There are plenty of myths around vendor engagement, too. For example, you’re allowed to talk to vendors about unsolicited proposals outside of the procurement process, and RFPs can include opportunities for alternative proposals. Importantly, the guide clarifies that requests for information (RFIs) and requests for expressions of interest (RFEIs) can’t be used to prequalify or shortlist vendors.
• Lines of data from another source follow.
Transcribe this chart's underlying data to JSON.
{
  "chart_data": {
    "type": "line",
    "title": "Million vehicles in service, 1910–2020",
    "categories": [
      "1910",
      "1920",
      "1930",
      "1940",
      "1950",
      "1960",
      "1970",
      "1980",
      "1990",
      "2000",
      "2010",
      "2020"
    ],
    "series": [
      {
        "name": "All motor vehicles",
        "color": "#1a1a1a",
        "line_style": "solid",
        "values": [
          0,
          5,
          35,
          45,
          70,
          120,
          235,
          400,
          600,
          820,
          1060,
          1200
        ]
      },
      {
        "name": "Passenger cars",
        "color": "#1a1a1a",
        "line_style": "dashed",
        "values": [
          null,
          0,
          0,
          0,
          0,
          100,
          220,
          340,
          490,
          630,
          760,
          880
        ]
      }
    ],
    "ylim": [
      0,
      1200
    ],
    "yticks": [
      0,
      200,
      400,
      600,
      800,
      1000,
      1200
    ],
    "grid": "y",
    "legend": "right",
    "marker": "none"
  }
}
That said, there is some wriggle room with regard to conflict of interest, which is worth knowing given how small the community is in Canada.
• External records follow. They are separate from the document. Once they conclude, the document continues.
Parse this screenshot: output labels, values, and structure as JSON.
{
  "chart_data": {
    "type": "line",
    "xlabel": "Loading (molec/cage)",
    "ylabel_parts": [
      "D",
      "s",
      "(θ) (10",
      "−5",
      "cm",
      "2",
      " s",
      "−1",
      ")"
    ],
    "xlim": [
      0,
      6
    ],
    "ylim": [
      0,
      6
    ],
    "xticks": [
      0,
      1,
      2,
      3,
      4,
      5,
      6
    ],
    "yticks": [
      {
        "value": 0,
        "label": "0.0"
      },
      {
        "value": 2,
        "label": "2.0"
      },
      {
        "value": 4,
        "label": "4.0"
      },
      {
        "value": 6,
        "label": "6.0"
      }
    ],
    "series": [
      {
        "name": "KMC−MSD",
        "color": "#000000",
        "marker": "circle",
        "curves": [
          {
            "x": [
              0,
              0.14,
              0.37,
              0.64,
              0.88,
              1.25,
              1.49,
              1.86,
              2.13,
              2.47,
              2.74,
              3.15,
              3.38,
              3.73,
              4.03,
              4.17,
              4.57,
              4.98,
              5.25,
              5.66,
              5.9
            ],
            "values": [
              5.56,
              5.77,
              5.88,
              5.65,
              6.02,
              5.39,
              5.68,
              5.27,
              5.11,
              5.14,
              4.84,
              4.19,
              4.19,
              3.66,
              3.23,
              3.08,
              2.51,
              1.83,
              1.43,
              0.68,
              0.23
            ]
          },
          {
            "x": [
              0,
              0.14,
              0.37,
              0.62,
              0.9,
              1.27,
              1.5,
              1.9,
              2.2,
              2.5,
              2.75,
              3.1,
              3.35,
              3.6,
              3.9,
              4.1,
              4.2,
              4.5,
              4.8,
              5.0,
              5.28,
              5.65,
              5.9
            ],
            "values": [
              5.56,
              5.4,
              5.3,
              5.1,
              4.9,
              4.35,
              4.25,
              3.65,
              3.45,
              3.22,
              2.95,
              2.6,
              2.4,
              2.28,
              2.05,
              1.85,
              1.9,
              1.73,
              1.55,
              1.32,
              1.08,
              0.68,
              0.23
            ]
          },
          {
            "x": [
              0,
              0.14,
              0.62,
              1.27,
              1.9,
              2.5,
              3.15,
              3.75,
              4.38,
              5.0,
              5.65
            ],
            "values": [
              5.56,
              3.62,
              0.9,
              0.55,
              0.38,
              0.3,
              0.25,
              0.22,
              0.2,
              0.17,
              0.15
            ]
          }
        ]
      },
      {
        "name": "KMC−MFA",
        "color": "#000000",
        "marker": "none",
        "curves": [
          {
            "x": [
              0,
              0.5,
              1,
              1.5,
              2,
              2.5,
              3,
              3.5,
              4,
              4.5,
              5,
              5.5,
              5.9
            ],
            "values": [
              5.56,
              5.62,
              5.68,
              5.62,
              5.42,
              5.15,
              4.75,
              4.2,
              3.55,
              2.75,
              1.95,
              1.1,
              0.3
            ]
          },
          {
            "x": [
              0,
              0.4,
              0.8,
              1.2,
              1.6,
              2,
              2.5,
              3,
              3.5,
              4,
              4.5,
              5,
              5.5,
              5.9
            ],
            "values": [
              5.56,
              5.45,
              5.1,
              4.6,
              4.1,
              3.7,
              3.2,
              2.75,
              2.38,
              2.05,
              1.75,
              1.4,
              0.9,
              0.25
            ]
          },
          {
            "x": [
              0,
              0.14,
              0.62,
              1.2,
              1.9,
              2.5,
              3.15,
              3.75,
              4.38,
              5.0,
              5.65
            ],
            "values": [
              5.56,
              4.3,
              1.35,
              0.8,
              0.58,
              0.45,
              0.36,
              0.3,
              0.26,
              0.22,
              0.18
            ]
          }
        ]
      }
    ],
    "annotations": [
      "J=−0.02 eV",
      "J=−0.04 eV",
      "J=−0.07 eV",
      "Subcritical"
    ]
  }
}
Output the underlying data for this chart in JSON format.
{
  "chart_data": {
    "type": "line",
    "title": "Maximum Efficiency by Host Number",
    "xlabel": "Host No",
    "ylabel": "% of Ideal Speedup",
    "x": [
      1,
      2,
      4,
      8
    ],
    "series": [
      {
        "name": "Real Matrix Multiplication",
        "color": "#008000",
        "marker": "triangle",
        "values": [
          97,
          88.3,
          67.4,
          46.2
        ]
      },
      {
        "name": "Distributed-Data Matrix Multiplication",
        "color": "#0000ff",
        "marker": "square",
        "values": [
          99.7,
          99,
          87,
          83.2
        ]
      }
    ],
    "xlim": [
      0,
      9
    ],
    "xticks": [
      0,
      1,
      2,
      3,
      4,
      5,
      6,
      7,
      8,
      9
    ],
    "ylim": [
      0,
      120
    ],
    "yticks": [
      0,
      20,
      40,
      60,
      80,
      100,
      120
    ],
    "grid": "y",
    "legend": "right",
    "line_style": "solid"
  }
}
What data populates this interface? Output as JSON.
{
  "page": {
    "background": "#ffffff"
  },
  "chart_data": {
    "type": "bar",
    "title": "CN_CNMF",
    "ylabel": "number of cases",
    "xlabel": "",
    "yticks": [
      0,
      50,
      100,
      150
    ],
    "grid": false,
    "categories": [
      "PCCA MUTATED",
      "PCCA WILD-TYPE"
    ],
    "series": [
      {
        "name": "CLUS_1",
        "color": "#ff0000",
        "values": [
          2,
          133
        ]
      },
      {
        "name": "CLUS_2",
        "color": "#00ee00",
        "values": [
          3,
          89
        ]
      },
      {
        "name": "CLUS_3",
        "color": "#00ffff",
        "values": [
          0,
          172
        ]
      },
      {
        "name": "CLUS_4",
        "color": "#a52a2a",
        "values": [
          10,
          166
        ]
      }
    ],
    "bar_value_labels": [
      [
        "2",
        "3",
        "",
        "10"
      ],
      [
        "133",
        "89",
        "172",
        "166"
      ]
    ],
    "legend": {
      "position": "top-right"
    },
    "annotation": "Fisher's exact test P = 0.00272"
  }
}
In the sometimes rarefied world of hospital procurement, the guide confirms that advance contract award notice (ACAN) is permitted when no other vendors can provide the good or service, or meet related conditions. And you can still negotiate with vendors if desired, so long as that intent is covered in the RFP. Before the procurement process is initiated there is also plenty of legitimate opportunity for market engagement.

With regard to intellectual property, all IP issues needn’t be resolved to start a pilot, though they should always be taken into consideration. As well, an open process may not be required for a pilot. It could kick in if you then move to actual procurement, but co-development may not always require you to go to market. To help with this, organizations can consider engaging a fairness adviser.

That summation of the 16 myths is a lot to digest, and the guide does an admirable job of setting the record straight. It’s a bit of an overstatement, however, to say that it offers any deep strategic advice. That said, as panel member and procurement expert Sarah Friesen has noted, the guide “will increase confidence in exploring innovation procurement opportunities,” which in itself is a worthwhile goal. To some extent, the guide helps flesh out CAHO’s role as an innovation broker with the office of the chief health innovation Strategist.

Where I see the “The Art of the Possible” having an important—and perhaps unforeseen—role is in the vendor community. Brian Mackie, co-chair of CAHO’s Innovation Broker Task Force and vice-president of finance and chief financial officer at Baycrest Health Sciences, has said that “this work is helping us pull new technologies into our hospitals faster.” If that’s true, then healthcare tech innovators will be thrilled with this shift in focus.

But they may be wary, as well. There’s much in the document that suggests Canada—or in this specific example, Ontario—can move beyond a pre-commercial test-market, with wave after wave of small-scale pilots, and little transformation when it comes to using procurement as a tool of innovation. Still, we remain in a zero-sum environment, in which stakeholders compete for limited budgets, and in which administrators are pressured to satisfy numerous disparate interests.

In these environments, no matter what method or scorecard system you use, there is often a temptation for the final decision-making to default to arbitrary, executive-level preferences for purchases that keep as many people happy while solving as many urgent problems as possible—often in limited timeframes. In these scenarios, the emphasis is on keeping the ship afloat as opposed to embarking on longer voyages that embrace at times nebulous concepts of “innovation” and “value.”

Here is where it might be helpful to have a larger strategic discussion with regard to how to make decision-making objective and autonomous, and what we really mean by “transparency.” We don’t really have full public transparency and accountability on how individual organizations allocate budgets, or to what extent final procurement decisions off of RFPs are autonomous from administrative interference. A strategic approach to dealing with the political reality of budget-conscious decision-making, the real size of opportunistic shadow spending, and the positive role that the vendor community can play, could help bring about the cultural shift needed to get the best technology into our hospitals.